Car, depuis plusieurs semaines, les réseaux sociaux bouillonnent. De nouveaux témoignages affluent, recueillis et largement relayés sur Facebook et Instagram. Les langues se délient. Le silence est sur le point de se rompre. Plusieurs noms de chefs reconnus circulent. L’envie de dévoiler au grand jour l’identité de ces agresseurs présumés et de voir s’abattre sur eux le courroux judiciaire se fait de plus en plus pressante.
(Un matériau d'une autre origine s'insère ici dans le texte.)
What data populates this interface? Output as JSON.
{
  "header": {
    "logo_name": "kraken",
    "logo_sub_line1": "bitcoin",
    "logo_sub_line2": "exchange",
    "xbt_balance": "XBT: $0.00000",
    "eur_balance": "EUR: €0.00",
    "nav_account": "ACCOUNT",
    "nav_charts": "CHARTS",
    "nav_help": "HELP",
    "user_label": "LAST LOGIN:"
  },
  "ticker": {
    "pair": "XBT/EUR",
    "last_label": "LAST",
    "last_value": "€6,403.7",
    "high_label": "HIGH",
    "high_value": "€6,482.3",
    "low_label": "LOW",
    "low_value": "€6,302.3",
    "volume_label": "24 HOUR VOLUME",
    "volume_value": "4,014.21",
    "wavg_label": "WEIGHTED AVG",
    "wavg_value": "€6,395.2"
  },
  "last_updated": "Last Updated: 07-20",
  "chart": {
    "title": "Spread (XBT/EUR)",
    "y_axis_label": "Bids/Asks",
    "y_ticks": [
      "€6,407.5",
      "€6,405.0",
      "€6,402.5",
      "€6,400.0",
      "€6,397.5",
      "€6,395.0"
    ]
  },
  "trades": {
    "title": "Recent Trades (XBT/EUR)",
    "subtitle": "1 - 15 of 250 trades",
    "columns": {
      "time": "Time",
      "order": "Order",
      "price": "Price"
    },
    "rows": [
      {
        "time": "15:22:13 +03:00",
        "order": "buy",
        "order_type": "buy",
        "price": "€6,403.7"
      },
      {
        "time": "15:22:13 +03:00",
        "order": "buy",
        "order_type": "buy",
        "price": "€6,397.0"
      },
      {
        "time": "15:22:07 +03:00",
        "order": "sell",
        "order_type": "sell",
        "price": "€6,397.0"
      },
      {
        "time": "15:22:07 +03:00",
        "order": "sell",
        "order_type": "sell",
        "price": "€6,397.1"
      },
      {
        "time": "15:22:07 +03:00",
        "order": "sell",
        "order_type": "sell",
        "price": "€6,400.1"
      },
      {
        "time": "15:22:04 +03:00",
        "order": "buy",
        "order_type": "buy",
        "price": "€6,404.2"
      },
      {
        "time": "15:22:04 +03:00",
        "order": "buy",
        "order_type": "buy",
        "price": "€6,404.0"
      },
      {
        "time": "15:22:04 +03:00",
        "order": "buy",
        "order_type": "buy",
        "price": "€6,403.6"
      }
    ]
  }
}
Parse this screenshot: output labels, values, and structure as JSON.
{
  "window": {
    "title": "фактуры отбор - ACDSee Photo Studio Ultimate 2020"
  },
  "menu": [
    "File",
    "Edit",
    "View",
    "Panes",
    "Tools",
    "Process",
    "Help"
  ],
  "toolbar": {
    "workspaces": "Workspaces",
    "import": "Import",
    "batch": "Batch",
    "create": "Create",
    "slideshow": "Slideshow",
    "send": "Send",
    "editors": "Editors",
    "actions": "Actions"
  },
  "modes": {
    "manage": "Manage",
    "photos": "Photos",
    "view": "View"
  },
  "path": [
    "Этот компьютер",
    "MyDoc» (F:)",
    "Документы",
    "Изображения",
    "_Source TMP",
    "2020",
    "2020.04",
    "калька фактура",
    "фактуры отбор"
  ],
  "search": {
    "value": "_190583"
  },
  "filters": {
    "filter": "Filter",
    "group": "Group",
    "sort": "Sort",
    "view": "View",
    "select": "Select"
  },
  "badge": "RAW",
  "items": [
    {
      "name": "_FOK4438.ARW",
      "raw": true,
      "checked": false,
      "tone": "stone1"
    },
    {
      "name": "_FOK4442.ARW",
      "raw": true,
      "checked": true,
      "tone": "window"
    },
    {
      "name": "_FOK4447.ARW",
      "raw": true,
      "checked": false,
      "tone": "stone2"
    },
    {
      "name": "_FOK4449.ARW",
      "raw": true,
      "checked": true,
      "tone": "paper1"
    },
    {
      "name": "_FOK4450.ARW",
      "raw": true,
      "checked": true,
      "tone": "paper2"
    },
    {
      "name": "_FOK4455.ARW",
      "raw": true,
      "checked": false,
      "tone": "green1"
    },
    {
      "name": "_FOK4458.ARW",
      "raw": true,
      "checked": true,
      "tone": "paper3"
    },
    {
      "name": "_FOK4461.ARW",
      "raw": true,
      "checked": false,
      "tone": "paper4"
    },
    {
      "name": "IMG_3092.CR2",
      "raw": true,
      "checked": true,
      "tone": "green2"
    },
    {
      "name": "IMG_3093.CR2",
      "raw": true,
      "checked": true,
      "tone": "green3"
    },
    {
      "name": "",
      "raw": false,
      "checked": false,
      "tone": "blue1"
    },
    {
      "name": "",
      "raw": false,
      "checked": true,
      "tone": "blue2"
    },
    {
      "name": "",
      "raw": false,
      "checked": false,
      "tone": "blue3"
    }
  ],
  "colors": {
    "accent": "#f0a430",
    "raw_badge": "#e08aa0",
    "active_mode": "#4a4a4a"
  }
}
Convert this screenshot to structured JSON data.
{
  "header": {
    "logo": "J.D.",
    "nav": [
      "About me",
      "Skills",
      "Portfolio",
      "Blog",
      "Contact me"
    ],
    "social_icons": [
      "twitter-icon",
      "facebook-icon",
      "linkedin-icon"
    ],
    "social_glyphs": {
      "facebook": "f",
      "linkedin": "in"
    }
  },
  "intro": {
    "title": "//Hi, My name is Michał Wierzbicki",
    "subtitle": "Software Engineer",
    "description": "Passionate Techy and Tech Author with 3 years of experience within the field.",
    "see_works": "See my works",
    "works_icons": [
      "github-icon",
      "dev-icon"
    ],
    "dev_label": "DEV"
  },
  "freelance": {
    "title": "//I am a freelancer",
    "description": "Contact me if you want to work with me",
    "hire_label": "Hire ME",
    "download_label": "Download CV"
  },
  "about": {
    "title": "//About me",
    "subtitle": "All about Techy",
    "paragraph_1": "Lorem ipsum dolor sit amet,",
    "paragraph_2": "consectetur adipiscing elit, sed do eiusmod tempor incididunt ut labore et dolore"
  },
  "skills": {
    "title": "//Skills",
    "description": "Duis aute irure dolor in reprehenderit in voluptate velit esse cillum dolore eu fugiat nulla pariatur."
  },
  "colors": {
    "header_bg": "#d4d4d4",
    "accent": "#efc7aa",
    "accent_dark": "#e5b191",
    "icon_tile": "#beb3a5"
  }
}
Le 12 août dernier, un premier coup de pied est asséné dans la fourmilière. Julie Mathieu, rédactrice en chef de « Fou de Pâtisserie » et « Fou de Cuisine », partage sa colère et son indignation, sur son compte Instagram. « Il y a quelques semaines, nous avons été effarées d’entendre qu’un jeune chef, bien connu de la foodosphère parisienne, serait coupable de harcèlement et d’agressions sexuels sur plusieurs femmes travaillant pour lui ou évoluant dans le milieu de la gastronomie, écrit-elle. Nous n’y avons pas cru, tant l’estime pour l’homme, le respect pour le cuisinier et le plaisir à manger dans ses restaurants le plaçait certainement à nos yeux bien loin de tout ça, reconnaît-elle ensuite. Nous avons pris le temps de recouper les informations, de recevoir et de lire différents témoignages. Mais les faits semblent malheureusement se confirmer aujourd’hui, et même se révéler un peu plus chaque jour (…) en attendant que la justice se prononce, en tant que professionnelles nous prenons la décision de ne plus parler de ce chef dans les magazines que nous dirigeons, sur nos réseaux sociaux et de ne plus participer à une manifestation où il sera invité (…) Le milieu de la cuisine et de la gastronomie n’est pas un monde à part. Cette violence doit cesser et les agissements de cet homme doivent être condamnés. », termine-t-elle. Une décision lourde de sens prise en accord avec Muriel Tallandier, également rédactrice en chef.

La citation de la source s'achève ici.